D.L.14 del 12 01 2019


Nuove norme in materia di Crisi

si riporta quanto reperito sul web 

La situazione attuale in Italia ed il D.L. 14 del 12/01/2019 

Se vuoi conoscere il testo integrale del decreto

Riassunto 

Fra le principali novità normative d’interesse per le categorie rappresentate figura la previsione degli “strumenti di allerta”, volti a consentire l’emersione anticipata della crisi dell’imprenditore (artt. 12 e ss). Essi consistono in obblighi di segnalazione da parte di particolari soggetti qualificati, quali gli organi di controllo societari, il revisore contabile e la società di revisione, cui spetta, a ciascuno per le proprie competenze, di verificare che gli organi amministrativi valutino tempestivamente e contrastino adeguatamente gli elementi sintomatici della crisi (art. 14). Inoltre, tale obbligo di segnalazione spetta anche ad alcuni creditori pubblici qualificati, vale a dire l’Agenzia dell’Entrate, l’INPS, l’Agente della riscossione (art. 15). In entrambi i casi, l’inottemperanza da parte dell’imprenditore agli obblighi individuati da tali soggetti conduce ad una segnalazione all’Organismo di Composizione della Crisi d’Impresa (OCRI), costituito presso le Camere di Commercio, che avrà il compito di promuovere un apposito procedimento volto alla composizione assistita della crisi, vale a dire, in altri termini, un accordo tra creditore e debitore.

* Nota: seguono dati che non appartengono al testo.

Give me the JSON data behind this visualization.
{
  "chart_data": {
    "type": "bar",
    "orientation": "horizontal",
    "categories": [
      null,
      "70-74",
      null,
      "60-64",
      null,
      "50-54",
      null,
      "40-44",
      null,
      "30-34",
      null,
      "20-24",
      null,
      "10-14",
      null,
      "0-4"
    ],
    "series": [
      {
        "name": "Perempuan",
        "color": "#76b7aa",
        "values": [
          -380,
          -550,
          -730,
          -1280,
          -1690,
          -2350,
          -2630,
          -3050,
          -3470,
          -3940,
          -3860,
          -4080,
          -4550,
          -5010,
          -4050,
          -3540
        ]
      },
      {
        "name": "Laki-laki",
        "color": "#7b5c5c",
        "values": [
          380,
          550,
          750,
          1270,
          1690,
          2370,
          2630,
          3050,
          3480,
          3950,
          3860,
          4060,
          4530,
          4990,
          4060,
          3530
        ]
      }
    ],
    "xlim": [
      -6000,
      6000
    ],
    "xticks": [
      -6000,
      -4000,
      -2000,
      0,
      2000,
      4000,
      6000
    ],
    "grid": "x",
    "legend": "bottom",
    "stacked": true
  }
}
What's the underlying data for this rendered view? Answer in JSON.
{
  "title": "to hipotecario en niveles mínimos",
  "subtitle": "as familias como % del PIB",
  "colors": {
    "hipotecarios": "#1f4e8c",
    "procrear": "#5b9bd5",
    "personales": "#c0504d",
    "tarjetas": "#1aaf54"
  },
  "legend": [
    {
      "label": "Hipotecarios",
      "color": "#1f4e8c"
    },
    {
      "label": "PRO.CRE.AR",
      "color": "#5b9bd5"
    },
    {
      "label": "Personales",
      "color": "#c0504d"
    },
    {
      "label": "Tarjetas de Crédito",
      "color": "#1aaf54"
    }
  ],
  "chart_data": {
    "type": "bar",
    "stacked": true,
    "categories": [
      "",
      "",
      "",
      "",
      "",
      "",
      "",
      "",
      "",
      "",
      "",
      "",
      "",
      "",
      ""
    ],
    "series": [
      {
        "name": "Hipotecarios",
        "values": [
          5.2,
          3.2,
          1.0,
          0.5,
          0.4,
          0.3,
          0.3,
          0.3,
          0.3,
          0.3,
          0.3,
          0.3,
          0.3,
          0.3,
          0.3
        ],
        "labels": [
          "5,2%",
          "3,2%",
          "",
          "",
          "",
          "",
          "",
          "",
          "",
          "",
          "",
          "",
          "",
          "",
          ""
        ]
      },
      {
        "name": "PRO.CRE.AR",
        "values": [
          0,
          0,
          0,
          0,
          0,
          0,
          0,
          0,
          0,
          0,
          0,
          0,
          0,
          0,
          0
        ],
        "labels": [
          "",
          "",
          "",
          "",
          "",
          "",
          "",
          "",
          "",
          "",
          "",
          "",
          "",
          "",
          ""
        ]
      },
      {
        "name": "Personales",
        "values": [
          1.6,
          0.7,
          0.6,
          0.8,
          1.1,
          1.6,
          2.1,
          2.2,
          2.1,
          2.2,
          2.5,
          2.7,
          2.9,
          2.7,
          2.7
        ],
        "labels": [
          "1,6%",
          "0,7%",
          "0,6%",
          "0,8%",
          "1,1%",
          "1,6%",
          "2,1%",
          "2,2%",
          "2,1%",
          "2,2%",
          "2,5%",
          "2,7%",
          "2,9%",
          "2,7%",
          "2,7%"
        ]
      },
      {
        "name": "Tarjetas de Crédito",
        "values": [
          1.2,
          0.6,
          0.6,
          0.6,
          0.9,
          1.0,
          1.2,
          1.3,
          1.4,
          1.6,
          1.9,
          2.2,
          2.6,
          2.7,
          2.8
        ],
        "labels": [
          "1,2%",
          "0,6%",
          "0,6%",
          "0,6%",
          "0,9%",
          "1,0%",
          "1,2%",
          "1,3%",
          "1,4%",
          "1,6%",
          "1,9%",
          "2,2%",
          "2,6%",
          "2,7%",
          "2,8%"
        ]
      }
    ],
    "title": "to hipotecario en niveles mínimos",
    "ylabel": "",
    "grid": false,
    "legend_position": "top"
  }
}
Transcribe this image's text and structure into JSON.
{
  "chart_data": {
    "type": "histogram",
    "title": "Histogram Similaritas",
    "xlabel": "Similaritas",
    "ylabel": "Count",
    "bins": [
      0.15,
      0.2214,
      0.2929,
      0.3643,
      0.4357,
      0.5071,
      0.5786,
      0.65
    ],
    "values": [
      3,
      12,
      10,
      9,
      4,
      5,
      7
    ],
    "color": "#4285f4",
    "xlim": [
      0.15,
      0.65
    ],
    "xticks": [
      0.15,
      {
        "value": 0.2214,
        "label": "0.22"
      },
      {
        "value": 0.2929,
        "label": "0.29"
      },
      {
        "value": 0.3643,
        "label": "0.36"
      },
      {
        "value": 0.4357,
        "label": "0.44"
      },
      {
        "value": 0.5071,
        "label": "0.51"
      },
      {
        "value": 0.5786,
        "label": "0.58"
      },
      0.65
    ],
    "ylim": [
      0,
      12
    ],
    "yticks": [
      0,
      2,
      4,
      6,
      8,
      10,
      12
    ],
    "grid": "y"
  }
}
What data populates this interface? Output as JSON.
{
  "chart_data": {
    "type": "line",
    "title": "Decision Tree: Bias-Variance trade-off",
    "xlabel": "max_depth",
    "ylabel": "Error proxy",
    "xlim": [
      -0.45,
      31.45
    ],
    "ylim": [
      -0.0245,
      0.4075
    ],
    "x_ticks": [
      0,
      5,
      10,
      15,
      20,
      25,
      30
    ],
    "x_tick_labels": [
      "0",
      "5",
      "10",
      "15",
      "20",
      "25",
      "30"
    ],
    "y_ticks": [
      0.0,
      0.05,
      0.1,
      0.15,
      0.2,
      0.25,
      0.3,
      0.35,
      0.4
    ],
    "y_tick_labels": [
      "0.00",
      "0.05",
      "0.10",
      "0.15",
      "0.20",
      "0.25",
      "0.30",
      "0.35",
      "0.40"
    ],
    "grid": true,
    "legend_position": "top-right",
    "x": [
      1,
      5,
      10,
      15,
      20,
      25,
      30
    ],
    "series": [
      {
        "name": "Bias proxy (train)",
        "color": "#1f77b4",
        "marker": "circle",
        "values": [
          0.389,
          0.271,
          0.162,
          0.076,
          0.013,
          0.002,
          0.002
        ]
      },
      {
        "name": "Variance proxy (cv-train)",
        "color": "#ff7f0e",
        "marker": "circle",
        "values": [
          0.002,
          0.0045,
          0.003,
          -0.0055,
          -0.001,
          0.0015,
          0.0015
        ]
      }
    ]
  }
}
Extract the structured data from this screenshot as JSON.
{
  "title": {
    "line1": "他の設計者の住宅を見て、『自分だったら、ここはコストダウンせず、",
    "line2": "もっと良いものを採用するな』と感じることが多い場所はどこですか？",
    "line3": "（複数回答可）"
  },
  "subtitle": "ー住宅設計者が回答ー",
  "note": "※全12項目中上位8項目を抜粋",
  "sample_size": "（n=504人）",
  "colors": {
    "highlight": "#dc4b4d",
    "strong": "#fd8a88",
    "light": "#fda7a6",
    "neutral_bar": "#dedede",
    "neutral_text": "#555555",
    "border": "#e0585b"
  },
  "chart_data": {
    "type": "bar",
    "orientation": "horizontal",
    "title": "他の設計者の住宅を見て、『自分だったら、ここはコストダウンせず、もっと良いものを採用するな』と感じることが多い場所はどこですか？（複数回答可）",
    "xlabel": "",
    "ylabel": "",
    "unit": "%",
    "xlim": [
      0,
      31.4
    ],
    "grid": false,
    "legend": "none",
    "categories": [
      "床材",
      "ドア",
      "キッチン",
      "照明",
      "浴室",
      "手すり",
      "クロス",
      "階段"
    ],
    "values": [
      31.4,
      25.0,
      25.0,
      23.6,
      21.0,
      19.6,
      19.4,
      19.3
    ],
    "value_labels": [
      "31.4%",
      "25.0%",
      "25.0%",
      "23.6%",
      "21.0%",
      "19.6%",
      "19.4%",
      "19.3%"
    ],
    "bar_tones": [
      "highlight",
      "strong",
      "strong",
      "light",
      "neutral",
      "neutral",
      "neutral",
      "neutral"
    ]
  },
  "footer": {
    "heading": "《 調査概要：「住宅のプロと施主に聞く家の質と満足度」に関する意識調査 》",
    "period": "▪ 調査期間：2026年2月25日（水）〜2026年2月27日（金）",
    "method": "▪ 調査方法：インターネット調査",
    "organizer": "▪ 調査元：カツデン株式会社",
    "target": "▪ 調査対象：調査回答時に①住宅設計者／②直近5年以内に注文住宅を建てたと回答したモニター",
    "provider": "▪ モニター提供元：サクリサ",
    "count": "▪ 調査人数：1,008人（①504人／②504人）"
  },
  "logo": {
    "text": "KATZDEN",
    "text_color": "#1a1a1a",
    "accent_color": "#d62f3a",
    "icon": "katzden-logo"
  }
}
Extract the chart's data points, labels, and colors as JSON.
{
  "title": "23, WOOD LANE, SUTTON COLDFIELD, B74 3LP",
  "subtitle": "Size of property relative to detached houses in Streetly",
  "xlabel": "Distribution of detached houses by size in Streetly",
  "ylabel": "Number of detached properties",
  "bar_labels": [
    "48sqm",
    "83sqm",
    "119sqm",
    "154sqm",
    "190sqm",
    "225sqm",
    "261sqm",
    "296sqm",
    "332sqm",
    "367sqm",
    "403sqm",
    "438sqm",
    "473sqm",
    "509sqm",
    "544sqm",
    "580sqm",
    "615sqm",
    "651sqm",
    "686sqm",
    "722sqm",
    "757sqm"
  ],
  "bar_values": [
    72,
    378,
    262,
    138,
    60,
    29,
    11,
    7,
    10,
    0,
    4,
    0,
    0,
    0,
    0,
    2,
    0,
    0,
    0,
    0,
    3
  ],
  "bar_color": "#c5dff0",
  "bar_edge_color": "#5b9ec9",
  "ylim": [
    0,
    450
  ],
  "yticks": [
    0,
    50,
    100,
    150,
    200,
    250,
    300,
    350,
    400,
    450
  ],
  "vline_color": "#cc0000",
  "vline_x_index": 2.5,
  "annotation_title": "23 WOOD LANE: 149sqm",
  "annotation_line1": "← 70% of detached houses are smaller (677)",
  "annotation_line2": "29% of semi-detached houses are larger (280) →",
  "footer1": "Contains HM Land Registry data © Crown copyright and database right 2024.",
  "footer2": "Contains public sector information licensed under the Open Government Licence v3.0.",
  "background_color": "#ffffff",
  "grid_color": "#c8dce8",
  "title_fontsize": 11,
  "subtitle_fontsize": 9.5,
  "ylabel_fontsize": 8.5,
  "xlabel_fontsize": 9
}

Inoltre, la novella introduce il dovere dell’imprenditore e degli organi sociali di istituire assetti organizzativi ed amministrativi – contabili adeguati alla natura ed alle dimensioni dell’impresa, anche per la rilevazione tempestiva della crisi e della perdita della continuità aziendale, nonché per il conseguente obbligo di attivarsi per l’adozione di uno degli strumenti previsti dall’ordinamento per il superamento della stessa crisi ed il recupero della continuità aziendale.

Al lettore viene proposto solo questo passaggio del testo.